# Darkroom Confusion



## samsdmf (May 24, 2005)

Hey, I have recently set up a dark room in an unused attic room but quite simply its not going good> I have developed my film and it looks fine but when i go to put it on paper it goes badly wrong, I have set up the enlarger to perfect focus, turned all lights off and followed guidelines to use several short exposures and cover up with card and it looks like its projecting fine but when I put the paper in the developing fluid it just develops black, grey and white marks on the paper, like if you got a pice of paper and ran black and white paint down it. 
DOes anyone have any ideas what im doing wrong. Thanks in advance. Sam


----------



## Unimaxium (May 24, 2005)

Could the paper have been accidentally exposed to other light than from the enlarger? Like if the box was opened in room light for example? That's my only guess as to what it could be.


----------



## KevinR (May 25, 2005)

I don't won't to be too simple, but are you putting the paper down then focusing your enlarger with the paper there?


----------



## samsdmf (May 25, 2005)

Umm I dont think its any of the above because I opened the paper in the dark (and wouldt that turn the paper all black when developed rather than the effect im getting). And the image is perfectly sharp and prefocused before i go anywhere near the paper, Im thinking I have a dodgy batch of paper. 
Thanks for the help, I will try remixing the developing fluid even though i am pretty sure i got 1+9 pretty exactly.
Sam


----------



## KevinR (May 25, 2005)

Then here is a couple of things:
How long do you feel is your exposure in seconds?
What f-stop do you have the enlarging lens at?
I am assuming you don't have an enlarging timer. If you are leaving the lens wide open at say f3.5 for example, and it is a decent looking negative, where talking about an exposure of less than 3 sec. If you are stepping down to f11, where most lenses are at their sharpest, then exposure whould be, and this is just an estimate, of 30-40 sec.


----------



## PhotoDragon (May 25, 2005)

Are you puting the paper in emulsion side up or emulsion side down? If you are putting it in emulsion side down then the light is passing through the paper before it can get to the emulsion. This will generaly cause the image to be at best blurry, at worst it will give you shades of grey to black.
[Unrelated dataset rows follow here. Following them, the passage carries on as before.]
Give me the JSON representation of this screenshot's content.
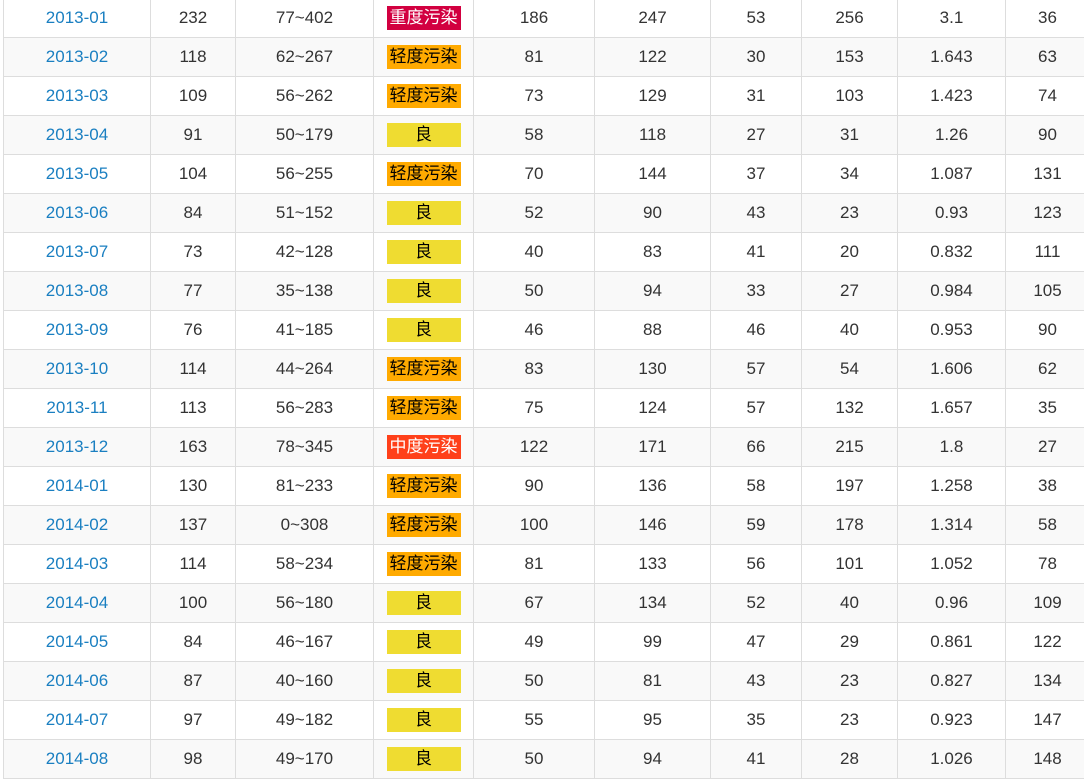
{
  "rows": [
    {
      "month": "2013-01",
      "aqi": "232",
      "range": "77~402",
      "level": "重度污染",
      "level_key": "heavy",
      "pm25": "186",
      "pm10": "247",
      "so2": "53",
      "co": "256",
      "no2": "3.1",
      "o3": "36"
    },
    {
      "month": "2013-02",
      "aqi": "118",
      "range": "62~267",
      "level": "轻度污染",
      "level_key": "light",
      "pm25": "81",
      "pm10": "122",
      "so2": "30",
      "co": "153",
      "no2": "1.643",
      "o3": "63"
    },
    {
      "month": "2013-03",
      "aqi": "109",
      "range": "56~262",
      "level": "轻度污染",
      "level_key": "light",
      "pm25": "73",
      "pm10": "129",
      "so2": "31",
      "co": "103",
      "no2": "1.423",
      "o3": "74"
    },
    {
      "month": "2013-04",
      "aqi": "91",
      "range": "50~179",
      "level": "良",
      "level_key": "good",
      "pm25": "58",
      "pm10": "118",
      "so2": "27",
      "co": "31",
      "no2": "1.26",
      "o3": "90"
    },
    {
      "month": "2013-05",
      "aqi": "104",
      "range": "56~255",
      "level": "轻度污染",
      "level_key": "light",
      "pm25": "70",
      "pm10": "144",
      "so2": "37",
      "co": "34",
      "no2": "1.087",
      "o3": "131"
    },
    {
      "month": "2013-06",
      "aqi": "84",
      "range": "51~152",
      "level": "良",
      "level_key": "good",
      "pm25": "52",
      "pm10": "90",
      "so2": "43",
      "co": "23",
      "no2": "0.93",
      "o3": "123"
    },
    {
      "month": "2013-07",
      "aqi": "73",
      "range": "42~128",
      "level": "良",
      "level_key": "good",
      "pm25": "40",
      "pm10": "83",
      "so2": "41",
      "co": "20",
      "no2": "0.832",
      "o3": "111"
    },
    {
      "month": "2013-08",
      "aqi": "77",
      "range": "35~138",
      "level": "良",
      "level_key": "good",
      "pm25": "50",
      "pm10": "94",
      "so2": "33",
      "co": "27",
      "no2": "0.984",
      "o3": "105"
    },
    {
      "month": "2013-09",
      "aqi": "76",
      "range": "41~185",
      "level": "良",
      "level_key": "good",
      "pm25": "46",
      "pm10": "88",
      "so2": "46",
      "co": "40",
      "no2": "0.953",
      "o3": "90"
    },
    {
      "month": "2013-10",
      "aqi": "114",
      "range": "44~264",
      "level": "轻度污染",
      "level_key": "light",
      "pm25": "83",
      "pm10": "130",
      "so2": "57",
      "co": "54",
      "no2": "1.606",
      "o3": "62"
    },
    {
      "month": "2013-11",
      "aqi": "113",
      "range": "56~283",
      "level": "轻度污染",
      "level_key": "light",
      "pm25": "75",
      "pm10": "124",
      "so2": "57",
      "co": "132",
      "no2": "1.657",
      "o3": "35"
    },
    {
      "month": "2013-12",
      "aqi": "163",
      "range": "78~345",
      "level": "中度污染",
      "level_key": "mid",
      "pm25": "122",
      "pm10": "171",
      "so2": "66",
      "co": "215",
      "no2": "1.8",
      "o3": "27"
    },
    {
      "month": "2014-01",
      "aqi": "130",
      "range": "81~233",
      "level": "轻度污染",
      "level_key": "light",
      "pm25": "90",
      "pm10": "136",
      "so2": "58",
      "co": "197",
      "no2": "1.258",
      "o3": "38"
    },
    {
      "month": "2014-02",
      "aqi": "137",
      "range": "0~308",
      "level": "轻度污染",
      "level_key": "light",
      "pm25": "100",
      "pm10": "146",
      "so2": "59",
      "co": "178",
      "no2": "1.314",
      "o3": "58"
    },
    {
      "month": "2014-03",
      "aqi": "114",
      "range": "58~234",
      "level": "轻度污染",
      "level_key": "light",
      "pm25": "81",
      "pm10": "133",
      "so2": "56",
      "co": "101",
      "no2": "1.052",
      "o3": "78"
    },
    {
      "month": "2014-04",
      "aqi": "100",
      "range": "56~180",
      "level": "良",
      "level_key": "good",
      "pm25": "67",
      "pm10": "134",
      "so2": "52",
      "co": "40",
      "no2": "0.96",
      "o3": "109"
    },
    {
      "month": "2014-05",
      "aqi": "84",
      "range": "46~167",
      "level": "良",
      "level_key": "good",
      "pm25": "49",
      "pm10": "99",
      "so2": "47",
      "co": "29",
      "no2": "0.861",
      "o3": "122"
    },
    {
      "month": "2014-06",
      "aqi": "87",
      "range": "40~160",
      "level": "良",
      "level_key": "good",
      "pm25": "50",
      "pm10": "81",
      "so2": "43",
      "co": "23",
      "no2": "0.827",
      "o3": "134"
    },
    {
      "month": "2014-07",
      "aqi": "97",
      "range": "49~182",
      "level": "良",
      "level_key": "good",
      "pm25": "55",
      "pm10": "95",
      "so2": "35",
      "co": "23",
      "no2": "0.923",
      "o3": "147"
    },
    {
      "month": "2014-08",
      "aqi": "98",
      "range": "49~170",
      "level": "良",
      "level_key": "good",
      "pm25": "50",
      "pm10": "94",
      "so2": "41",
      "co": "28",
      "no2": "1.026",
      "o3": "148"
    }
  ],
  "colors": {
    "link": "#1a7fc1",
    "good": "#efdc31",
    "light": "#ffaa00",
    "mid": "#ff401a",
    "heavy": "#d20040"
  }
}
If you have a safe light in your darkroom then you want to look for the writing on the paper which will be on the non-emulsion side and that side goes down on the easel. If you do not have a safe-light then you have to go by feel. The emulsion side will tend to be not as smooth as the non-emulsion side when you run your fingers along the paper.
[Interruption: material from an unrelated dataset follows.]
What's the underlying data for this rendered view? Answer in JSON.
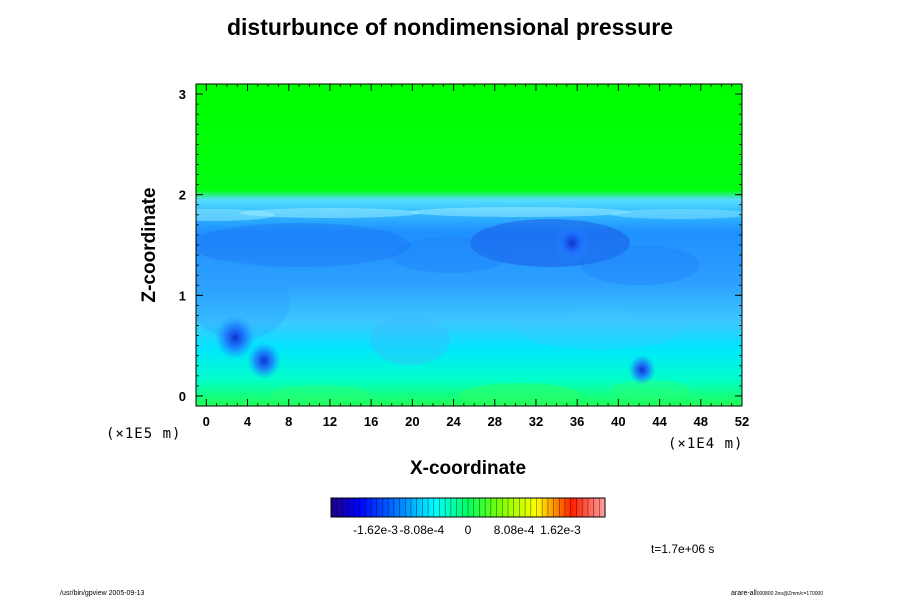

Another problem could be heat exposure to your paper. You said that you have your darkroom in an attic room. I know attics can get pretty hot if not properly insullated and air conditioned. If your paper has been exposed to high amounts of heat for a period of time then this could cause a problem as well.

Good luck


----------



## ksmattfish (May 25, 2005)

samsdmf said:
			
		

> Im thinking I have a dodgy batch of paper.
> Thanks for the help, I will try remixing the developing fluid even though i am pretty sure i got 1+9 pretty exactly.
> Sam



Even if you got the mix wrong, it should still develop fairly normally.  I would try another pack of paper from a different distributor.  Maybe the one you got sat next to the heater for a few years in the storeroom.


----------